For me, archaeology is not a just a job. It combines everything that I could want - imagination, intellect, action, and adventure.

— Zahi Hawass

Press Release - Metropolitan Museum to Return Artifact

The Metropolitan Museum of Art in New York will return a piece of a red granite naos of the 12th Dynasty king Amenemhat I to Egypt on Thursday. Egypt’s Minister of Culture, Farouk Hosni, announced the return Monday, adding that the piece was purchased by the Museum from an antiquities collector in New York last October in order to return it to Egypt.

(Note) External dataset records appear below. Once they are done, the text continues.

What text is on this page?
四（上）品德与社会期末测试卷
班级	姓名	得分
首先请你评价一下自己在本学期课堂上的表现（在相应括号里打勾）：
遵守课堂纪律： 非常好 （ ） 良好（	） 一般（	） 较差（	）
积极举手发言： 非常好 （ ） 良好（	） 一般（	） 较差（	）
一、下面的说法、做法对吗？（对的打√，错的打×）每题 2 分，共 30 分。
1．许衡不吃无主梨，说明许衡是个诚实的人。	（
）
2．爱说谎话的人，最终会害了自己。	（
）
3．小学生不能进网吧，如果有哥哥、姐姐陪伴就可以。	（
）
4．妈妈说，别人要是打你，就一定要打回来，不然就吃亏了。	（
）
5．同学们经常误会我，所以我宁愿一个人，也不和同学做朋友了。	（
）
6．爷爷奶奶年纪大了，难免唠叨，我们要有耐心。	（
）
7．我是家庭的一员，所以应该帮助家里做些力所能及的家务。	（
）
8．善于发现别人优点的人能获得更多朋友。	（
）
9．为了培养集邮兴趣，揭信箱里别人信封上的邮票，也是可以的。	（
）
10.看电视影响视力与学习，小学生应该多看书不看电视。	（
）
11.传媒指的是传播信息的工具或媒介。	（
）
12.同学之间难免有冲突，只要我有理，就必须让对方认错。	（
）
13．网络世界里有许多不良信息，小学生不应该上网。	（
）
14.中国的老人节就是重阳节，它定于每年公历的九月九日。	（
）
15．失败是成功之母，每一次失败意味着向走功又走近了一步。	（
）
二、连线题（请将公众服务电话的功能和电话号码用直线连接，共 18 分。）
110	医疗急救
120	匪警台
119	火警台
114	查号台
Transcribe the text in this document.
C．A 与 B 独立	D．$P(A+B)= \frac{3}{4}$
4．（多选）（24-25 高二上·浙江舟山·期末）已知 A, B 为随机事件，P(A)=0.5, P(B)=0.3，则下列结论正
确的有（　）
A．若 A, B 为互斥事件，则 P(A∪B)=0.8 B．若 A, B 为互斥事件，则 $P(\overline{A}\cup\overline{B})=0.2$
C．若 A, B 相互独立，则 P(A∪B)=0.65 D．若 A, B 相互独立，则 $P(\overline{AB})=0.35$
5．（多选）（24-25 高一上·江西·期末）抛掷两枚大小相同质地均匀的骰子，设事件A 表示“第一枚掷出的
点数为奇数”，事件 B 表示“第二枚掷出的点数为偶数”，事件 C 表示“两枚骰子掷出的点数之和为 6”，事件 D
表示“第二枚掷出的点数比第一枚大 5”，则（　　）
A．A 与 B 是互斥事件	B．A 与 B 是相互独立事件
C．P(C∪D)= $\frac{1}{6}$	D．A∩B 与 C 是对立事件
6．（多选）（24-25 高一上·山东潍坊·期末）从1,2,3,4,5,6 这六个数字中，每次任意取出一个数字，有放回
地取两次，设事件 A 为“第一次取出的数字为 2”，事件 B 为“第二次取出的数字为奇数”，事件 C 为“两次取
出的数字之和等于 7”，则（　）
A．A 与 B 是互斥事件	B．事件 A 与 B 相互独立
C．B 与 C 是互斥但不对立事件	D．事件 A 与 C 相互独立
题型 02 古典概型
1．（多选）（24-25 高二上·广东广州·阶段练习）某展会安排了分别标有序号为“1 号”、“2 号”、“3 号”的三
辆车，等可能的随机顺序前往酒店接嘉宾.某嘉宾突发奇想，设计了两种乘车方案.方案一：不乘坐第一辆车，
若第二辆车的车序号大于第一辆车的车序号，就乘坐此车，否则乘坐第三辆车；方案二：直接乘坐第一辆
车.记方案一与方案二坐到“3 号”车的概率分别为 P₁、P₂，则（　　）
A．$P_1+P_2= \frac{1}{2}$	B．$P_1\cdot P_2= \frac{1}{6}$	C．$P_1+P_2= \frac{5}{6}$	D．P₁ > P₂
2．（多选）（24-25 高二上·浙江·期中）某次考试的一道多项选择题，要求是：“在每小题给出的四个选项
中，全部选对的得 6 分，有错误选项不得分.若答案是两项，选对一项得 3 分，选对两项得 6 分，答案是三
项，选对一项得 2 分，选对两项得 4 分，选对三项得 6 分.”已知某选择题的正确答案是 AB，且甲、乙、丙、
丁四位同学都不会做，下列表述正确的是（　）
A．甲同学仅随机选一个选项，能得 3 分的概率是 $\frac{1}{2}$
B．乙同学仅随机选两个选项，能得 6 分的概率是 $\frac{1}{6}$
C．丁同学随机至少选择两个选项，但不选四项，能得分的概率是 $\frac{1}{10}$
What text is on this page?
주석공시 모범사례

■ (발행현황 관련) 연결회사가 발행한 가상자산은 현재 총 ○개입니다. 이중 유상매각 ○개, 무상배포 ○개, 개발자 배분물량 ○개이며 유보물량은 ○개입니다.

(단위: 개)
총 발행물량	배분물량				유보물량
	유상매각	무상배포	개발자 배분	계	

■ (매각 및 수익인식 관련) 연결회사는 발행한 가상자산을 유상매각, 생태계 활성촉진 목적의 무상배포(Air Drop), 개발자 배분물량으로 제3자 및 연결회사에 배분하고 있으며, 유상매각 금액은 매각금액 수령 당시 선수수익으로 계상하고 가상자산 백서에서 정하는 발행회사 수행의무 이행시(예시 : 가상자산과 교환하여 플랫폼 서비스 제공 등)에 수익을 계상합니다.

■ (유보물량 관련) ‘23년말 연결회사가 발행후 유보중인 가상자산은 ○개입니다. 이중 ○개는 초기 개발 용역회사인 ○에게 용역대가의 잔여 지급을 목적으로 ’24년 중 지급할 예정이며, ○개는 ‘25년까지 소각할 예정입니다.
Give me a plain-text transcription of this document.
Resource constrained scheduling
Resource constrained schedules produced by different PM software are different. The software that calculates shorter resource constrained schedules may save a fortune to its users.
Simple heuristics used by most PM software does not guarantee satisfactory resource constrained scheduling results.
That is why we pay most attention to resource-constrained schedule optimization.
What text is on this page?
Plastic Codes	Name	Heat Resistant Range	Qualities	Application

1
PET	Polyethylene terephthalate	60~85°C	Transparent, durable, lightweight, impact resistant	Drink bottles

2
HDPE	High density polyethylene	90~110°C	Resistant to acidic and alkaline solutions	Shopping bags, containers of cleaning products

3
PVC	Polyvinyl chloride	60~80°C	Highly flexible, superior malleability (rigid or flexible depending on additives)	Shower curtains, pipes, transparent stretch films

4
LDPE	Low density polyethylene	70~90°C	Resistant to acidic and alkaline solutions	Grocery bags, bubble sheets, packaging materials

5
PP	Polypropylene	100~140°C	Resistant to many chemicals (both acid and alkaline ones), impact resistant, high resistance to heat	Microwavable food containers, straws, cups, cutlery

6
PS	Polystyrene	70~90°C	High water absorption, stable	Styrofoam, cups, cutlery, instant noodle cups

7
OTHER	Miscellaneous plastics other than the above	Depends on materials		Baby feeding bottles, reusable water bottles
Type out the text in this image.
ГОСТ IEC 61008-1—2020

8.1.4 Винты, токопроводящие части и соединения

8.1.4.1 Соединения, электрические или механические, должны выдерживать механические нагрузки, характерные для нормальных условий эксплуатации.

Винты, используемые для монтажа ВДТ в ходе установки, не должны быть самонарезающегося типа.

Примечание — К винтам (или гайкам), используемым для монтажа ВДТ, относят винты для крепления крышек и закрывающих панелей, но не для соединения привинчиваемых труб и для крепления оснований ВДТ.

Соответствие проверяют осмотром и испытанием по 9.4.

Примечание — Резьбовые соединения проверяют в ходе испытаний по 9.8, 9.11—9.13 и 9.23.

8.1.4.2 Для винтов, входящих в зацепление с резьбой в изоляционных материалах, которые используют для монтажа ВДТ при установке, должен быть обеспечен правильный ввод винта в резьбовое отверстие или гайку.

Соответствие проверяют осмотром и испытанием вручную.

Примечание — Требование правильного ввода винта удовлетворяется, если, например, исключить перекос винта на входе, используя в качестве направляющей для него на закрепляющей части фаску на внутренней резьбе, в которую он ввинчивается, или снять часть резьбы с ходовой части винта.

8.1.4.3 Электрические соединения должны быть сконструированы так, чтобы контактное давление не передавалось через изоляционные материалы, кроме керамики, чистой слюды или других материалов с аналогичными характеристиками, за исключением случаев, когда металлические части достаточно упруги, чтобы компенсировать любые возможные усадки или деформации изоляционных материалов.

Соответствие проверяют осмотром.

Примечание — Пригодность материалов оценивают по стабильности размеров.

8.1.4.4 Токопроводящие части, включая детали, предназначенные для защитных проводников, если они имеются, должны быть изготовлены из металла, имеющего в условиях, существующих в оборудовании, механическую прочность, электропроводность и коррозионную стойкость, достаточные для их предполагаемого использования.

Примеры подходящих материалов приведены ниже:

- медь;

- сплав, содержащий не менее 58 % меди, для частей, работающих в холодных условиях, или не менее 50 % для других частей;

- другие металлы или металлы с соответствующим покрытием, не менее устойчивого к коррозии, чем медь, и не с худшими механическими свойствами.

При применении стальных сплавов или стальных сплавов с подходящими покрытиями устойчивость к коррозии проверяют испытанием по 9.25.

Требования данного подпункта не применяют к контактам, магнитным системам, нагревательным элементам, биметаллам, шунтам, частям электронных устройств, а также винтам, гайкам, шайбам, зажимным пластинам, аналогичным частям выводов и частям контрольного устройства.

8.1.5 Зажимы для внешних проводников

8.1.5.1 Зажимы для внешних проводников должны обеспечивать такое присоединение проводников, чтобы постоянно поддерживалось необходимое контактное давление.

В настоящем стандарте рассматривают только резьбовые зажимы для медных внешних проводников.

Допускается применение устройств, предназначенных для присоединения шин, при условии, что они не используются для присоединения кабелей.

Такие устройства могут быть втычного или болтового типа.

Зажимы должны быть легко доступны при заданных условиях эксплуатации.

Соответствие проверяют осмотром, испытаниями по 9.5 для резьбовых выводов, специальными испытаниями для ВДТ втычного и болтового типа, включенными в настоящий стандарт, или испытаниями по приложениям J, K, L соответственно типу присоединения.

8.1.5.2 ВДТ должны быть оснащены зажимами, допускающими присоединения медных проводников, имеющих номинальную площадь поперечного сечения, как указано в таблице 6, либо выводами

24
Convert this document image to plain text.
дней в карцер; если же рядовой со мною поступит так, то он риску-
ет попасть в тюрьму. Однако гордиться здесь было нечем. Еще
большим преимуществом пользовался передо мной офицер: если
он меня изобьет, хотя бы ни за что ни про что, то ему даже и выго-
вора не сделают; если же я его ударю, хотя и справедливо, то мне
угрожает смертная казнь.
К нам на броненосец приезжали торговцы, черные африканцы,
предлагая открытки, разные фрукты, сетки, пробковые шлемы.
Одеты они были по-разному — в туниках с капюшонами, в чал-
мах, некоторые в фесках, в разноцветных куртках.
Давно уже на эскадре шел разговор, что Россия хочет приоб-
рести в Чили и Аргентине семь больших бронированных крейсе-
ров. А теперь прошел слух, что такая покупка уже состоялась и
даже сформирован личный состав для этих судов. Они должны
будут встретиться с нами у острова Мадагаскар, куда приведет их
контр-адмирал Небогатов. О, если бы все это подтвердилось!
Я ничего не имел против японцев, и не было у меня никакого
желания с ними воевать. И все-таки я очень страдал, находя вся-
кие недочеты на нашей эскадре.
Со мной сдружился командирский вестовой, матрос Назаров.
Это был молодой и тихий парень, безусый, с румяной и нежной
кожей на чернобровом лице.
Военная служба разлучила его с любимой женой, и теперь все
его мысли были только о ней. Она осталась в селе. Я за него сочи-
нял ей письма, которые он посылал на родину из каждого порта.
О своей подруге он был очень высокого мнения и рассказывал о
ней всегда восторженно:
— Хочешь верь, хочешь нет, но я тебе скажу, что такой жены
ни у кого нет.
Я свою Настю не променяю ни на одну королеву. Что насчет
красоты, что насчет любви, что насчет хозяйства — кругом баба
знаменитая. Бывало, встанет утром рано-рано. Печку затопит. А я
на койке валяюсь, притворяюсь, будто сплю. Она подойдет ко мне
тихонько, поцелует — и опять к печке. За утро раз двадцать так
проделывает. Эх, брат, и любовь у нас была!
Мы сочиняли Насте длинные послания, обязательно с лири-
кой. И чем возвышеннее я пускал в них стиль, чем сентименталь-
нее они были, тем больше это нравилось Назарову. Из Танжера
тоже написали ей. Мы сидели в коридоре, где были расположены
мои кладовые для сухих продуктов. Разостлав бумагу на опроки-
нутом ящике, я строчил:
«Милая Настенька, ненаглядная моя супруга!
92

Dr. Zahi Hawass, the Secretary General of the Supreme Council of Antiquities (SCA) described this action by the Metropolitan Museum as “a great deed,” as this is the first time a museum has bought an object for the purpose of returning it to its country of origin. This action, asserted Hawass, highlights the deep cultural cooperation between the SCA and the Metropolitan Museum, as well as the Met’s devotion to return illegal antiquities to their homelands.

“It is also a kind gesture from the newly appointed Met director Thomas Campbell,” said Hawass.

Hawass relates the story of this object, which started last October when Dr. Dorthea Arnold, the curator of the Egyptian section at the Metropolitan Museum, wrote an official letter to Dr. Hawass, stating the Met’s desire to offer Egypt the piece. It is a part of the base of Amenemhat I’s naos, the rest of the naos is now in the Ptah temple of Karnak in Luxor.

The piece of the base was presented to the Metropolitan Museum by a collector in New York, who claimed he bought it in the 1970s. Dr. Arnold discovered that the granite fragment must join with the naos in Karnak, which scholars believe was moved there during the New Kingdom.

An article with a drawing in the Annales de Service Vol. 3 and a photograph taken in the early 20th century by French Egyptologist Georges Legrain show that the naos base in Karnak has been missing its corner since at least 1902.  The Met successfully negotiated with the owner of the piece for the transfer of the naos corner to the Metropolitan Museum, which will in turn send it to Egypt.

The piece will arrive in Cairo on Thursday and it will undergo restoration in order to return it to its original place in the naos in the Ptah temple at Karnak.